It's solid engineering, but it's also a lot of branding.

If you have a "golden egg" application that have a lot of internal state so
you can't run it on 10 servers, then a mainframe might be a good solution to
keep it running.

I think the most common reason to have a mainframe is that you happen to have
too many managers that used to be mainframe developers.

------
andreiw
IBM didn't quit making servers - it just stepped out of the x86 server market.

That's a big difference.

------
svennek
Basic econ 101: they are still profitable...

------
cateye
Because nobody ever got fired for buying one.

------
venomsnake
Why on Earth has wired writing declined so much?

Better title - Why there is still robust market for mainframes?

IBM makes mainframes because industry needs and wants them. Why such need
arise is the real question. And it is barely scratched in the article.

------
gozur88
People have been asking this question for decades, and the answers haven't
changed - 1) mainframes do some things very well in terms of security and
stability and 2) porting software is expensive.

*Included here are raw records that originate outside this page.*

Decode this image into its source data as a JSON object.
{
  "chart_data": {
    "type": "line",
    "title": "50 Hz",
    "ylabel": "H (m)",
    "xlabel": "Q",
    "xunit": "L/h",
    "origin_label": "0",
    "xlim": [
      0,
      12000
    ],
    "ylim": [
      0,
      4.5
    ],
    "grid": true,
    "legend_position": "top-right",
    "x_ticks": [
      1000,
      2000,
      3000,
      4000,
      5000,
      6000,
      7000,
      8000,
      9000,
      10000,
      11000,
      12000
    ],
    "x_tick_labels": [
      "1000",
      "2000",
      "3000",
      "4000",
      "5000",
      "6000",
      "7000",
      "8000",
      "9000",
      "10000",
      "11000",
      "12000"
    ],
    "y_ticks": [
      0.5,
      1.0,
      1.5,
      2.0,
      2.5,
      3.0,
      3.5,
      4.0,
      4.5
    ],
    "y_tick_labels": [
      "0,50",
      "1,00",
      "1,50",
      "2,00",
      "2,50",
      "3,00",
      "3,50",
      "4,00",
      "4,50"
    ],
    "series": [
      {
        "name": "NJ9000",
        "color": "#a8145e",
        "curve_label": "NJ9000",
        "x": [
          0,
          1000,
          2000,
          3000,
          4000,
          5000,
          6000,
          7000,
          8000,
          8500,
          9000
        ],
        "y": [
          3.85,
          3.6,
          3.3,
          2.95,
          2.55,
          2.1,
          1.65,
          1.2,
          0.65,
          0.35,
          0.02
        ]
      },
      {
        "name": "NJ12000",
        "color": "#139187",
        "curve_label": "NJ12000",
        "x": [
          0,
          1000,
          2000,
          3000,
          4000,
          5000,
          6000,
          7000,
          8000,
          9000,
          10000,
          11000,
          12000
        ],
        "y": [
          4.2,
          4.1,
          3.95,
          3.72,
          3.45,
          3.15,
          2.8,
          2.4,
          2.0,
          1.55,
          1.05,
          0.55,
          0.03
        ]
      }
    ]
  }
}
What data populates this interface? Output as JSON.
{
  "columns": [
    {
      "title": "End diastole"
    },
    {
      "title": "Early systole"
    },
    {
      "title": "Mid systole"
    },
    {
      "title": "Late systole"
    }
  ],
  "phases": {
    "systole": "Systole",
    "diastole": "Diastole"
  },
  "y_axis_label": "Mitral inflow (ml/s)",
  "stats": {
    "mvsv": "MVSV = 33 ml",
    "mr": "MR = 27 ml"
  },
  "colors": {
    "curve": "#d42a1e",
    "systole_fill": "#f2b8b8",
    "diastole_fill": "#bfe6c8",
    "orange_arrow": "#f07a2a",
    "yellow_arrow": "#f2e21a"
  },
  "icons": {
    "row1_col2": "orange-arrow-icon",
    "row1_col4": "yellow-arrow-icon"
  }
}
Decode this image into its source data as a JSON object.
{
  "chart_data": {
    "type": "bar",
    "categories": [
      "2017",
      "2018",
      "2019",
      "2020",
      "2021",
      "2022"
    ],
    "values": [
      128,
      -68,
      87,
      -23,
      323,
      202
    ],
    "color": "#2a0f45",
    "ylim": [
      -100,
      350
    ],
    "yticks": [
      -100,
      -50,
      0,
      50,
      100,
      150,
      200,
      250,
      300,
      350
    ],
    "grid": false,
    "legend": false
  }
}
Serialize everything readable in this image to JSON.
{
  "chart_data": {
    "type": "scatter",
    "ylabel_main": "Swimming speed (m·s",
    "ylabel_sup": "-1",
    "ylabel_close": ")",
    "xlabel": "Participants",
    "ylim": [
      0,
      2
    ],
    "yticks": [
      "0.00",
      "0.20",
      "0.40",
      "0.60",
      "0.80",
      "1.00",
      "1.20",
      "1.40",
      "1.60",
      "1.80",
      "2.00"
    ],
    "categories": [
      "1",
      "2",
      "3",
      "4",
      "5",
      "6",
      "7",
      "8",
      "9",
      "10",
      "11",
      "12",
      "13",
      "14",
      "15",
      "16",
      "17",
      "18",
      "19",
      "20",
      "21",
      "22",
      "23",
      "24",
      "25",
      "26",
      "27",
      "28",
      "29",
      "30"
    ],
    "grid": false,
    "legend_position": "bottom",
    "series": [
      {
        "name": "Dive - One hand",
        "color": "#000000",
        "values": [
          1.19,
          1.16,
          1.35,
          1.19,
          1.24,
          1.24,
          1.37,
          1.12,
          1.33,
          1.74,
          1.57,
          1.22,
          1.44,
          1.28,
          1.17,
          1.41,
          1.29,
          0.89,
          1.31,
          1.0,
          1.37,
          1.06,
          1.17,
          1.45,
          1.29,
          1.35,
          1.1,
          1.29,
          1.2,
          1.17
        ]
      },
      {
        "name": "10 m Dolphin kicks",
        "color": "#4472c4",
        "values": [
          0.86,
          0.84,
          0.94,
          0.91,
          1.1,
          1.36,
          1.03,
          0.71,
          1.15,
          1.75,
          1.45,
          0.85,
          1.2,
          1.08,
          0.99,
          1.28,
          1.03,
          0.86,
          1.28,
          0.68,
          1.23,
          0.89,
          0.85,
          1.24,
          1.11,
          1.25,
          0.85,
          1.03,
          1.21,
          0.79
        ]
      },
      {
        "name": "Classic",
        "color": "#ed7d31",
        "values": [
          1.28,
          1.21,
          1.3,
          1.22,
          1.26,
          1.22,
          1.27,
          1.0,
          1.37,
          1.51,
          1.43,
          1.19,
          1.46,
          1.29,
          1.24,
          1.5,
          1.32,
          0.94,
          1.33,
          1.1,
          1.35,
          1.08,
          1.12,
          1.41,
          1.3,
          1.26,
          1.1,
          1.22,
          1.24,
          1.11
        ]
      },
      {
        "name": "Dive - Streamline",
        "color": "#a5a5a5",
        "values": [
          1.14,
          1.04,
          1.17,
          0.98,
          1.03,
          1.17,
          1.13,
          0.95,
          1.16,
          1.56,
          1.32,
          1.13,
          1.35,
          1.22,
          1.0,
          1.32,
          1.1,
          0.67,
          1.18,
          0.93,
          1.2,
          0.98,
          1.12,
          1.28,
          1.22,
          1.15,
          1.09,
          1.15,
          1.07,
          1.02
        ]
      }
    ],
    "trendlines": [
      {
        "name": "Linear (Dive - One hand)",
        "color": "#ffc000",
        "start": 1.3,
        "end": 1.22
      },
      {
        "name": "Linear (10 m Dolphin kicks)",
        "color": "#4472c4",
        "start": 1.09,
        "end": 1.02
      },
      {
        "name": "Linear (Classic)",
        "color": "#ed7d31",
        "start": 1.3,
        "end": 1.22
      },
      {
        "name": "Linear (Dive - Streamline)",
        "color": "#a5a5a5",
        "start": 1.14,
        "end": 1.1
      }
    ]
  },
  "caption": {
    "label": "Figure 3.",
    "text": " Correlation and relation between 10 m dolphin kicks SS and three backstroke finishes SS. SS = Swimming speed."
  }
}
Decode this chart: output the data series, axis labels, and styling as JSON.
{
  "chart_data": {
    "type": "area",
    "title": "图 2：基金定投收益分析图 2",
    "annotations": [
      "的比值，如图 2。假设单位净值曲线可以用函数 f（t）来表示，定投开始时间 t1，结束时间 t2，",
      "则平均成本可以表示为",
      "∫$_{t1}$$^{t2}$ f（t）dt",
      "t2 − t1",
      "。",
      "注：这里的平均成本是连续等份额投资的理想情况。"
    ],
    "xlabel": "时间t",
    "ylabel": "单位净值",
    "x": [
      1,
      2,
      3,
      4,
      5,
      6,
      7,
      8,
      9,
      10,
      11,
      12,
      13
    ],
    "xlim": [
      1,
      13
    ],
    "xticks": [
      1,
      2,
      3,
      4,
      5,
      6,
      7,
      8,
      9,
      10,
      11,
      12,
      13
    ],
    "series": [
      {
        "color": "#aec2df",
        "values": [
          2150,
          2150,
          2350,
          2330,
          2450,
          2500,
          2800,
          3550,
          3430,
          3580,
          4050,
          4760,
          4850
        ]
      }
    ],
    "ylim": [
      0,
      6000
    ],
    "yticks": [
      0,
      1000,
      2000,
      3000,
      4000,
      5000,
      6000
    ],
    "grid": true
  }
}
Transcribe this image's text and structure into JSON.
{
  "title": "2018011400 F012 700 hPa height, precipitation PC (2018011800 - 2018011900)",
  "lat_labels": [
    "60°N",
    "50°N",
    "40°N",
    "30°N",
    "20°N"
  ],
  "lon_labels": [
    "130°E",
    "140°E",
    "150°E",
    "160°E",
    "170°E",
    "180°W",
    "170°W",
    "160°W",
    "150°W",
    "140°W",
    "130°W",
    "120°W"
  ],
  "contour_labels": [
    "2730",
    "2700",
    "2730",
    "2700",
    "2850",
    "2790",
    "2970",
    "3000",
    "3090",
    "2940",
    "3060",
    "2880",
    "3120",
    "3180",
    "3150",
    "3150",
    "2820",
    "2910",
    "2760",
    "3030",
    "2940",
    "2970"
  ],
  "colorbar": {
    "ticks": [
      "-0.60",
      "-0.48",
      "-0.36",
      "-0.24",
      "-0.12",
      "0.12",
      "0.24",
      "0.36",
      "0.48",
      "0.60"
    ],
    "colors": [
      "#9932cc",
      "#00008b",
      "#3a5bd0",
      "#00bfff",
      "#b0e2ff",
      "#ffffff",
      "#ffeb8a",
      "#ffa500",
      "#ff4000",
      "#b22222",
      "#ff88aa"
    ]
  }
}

In the mid '90s I was working for a company that bought the "Mainframes are
old technology and we're not an old technology company" line (those industry
broadsheets should really be kept away from management) and set out to replace
the old reliable mainframe with OTS Unix machines. We got the answer to the OP
question and we got it good and hard.

------
daly
One reason is the installed base. I worked as systems programmer on mainframes
for years. There are still a lot of them out there running legacy
applications.